Chanel, too, suffers luxury downturn: revenues at -4% in 2024
After a record increase of 16% in 2023, the fashion house is recording a slowdown in sales mainly due to the Chinese crisis. 'Small improvements' expected in 2025, while the debut of new creative director Matthieu Blazy is awaited
2' min read
2' min read
After closing the year 2023 with a 16% increase, which had marked the highest turnover in its history, Chanel files 2024 down 4.3%, for $18.7 billion: a sharp turnaround for one of the luxury industry's largest groups, even more underlined by the 30% drop in operating profit, which stops at $4.48 billion compared to $6.4 billion in 2023. Revenues and operating profit thus record the worst result for the brand since 2020, the year of the pandemic.
Weighing on the figures is above all the strong slowdown in sales in China, which generates about half of the Maison's sales, as is the generalised and common trend for many brands. On the other hand, sales in Japan and Korea increased. In the Asia-Pacific area, sales fell by 9.3% to $9.2 billion; in the Americas -4.3% to $3.8 billion, Europe was better with a 1.2% increase to $5.68 billion.
Interviewed by Wwd, CEO Leena Nair and chief financial officer Philippe Blondiaux said they expect small improvements this year, but that despite the challenging environment Chanel will continue to invest, following long-term growth targets. In 2023, investments were up 43%. In 2025 Chanel, which is headed by the brothers Alain and Gerard Wertheimer, will also invest USD 600 million in the network of manufactures it owns or in which it has a stake, a list, the latter, in which the Como silk factory Mantero recently joined.

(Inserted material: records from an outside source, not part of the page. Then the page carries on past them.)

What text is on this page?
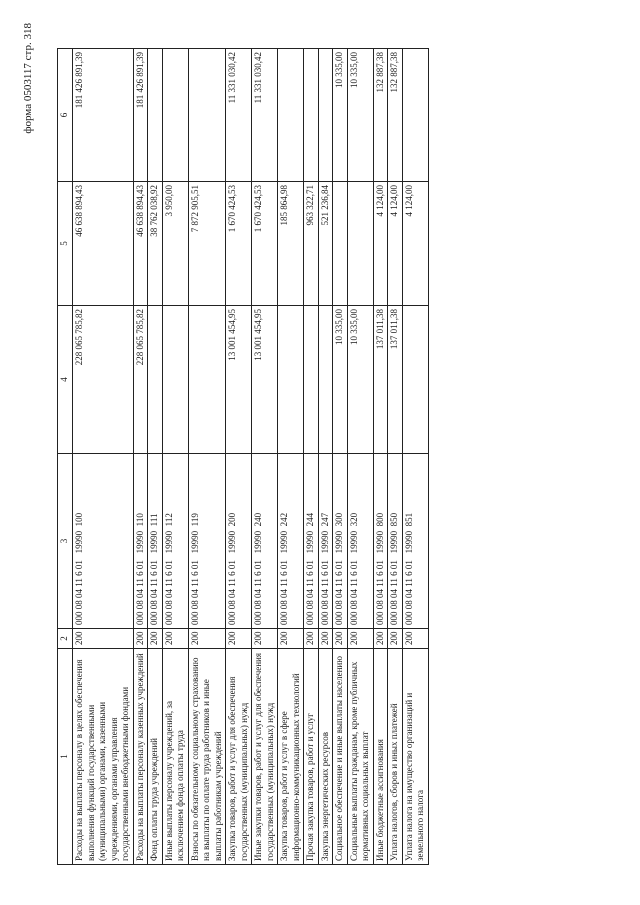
форма 0503117 стр. 318
1	2	3	4	5	6
Расходы на выплаты персоналу в целях обеспечения выполнения функций государственными (муниципальными) органами, казенными учреждениями, органами управления государственными внебюджетными фондами	200	000 08 04 11 6 01   19990  100	228 065 785,82	46 638 894,43	181 426 891,39
Расходы на выплаты персоналу казенных учреждений	200	000 08 04 11 6 01   19990  110	228 065 785,82	46 638 894,43	181 426 891,39
Фонд оплаты труда учреждений	200	000 08 04 11 6 01   19990  111		38 762 038,92	
Иные выплаты персоналу учреждений, за исключением фонда оплаты труда	200	000 08 04 11 6 01   19990  112		3 950,00	
Взносы по обязательному социальному страхованию на выплаты по оплате труда работников и иные выплаты работникам учреждений	200	000 08 04 11 6 01   19990  119		7 872 905,51	
Закупка товаров, работ и услуг для обеспечения государственных (муниципальных) нужд	200	000 08 04 11 6 01   19990  200	13 001 454,95	1 670 424,53	11 331 030,42
Иные закупки товаров, работ и услуг для обеспечения государственных (муниципальных) нужд	200	000 08 04 11 6 01   19990  240	13 001 454,95	1 670 424,53	11 331 030,42
Закупка товаров, работ и услуг в сфере информационно-коммуникационных технологий	200	000 08 04 11 6 01   19990  242		185 864,98	
Прочая закупка товаров, работ и услуг	200	000 08 04 11 6 01   19990  244		963 322,71	
Закупка энергетических ресурсов	200	000 08 04 11 6 01   19990  247		521 236,84	
Социальное обеспечение и иные выплаты населению	200	000 08 04 11 6 01   19990  300	10 335,00		10 335,00
Социальные выплаты гражданам, кроме публичных нормативных социальных выплат	200	000 08 04 11 6 01   19990  320	10 335,00		10 335,00
Иные бюджетные ассигнования	200	000 08 04 11 6 01   19990  800	137 011,38	4 124,00	132 887,38
Уплата налогов, сборов и иных платежей	200	000 08 04 11 6 01   19990  850	137 011,38	4 124,00	132 887,38
Уплата налога на имущество организаций и земельного налога	200	000 08 04 11 6 01   19990  851		4 124,00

After being appointed last December, on 1 April Matthieu Blazy, former head of Bottega Veneta, took over as creative director of the brand, a move long overdue after the exit almost a year earlier of Virginie Viard, who had managed the brand's transition after Karl Lagerfeld's departure in 2019. Blazy will present its first collection in Paris next October. On the other hand, hiring will stop, after 10,000 entries over the past three years; 70 posts will be cut in the US, equivalent to 2.5% of Chanel's resources in the country. Chanel's human resources will amount to more than 38,400 at the end of 2024.
On the retail front (Chanel ended 2024 with 644 boutiques, up from 612 in 2023), 48 openings are planned for this year, about half of which will be in China and the United States, but with a particular focus on as yet undeveloped markets such as India, Canada and Mexico.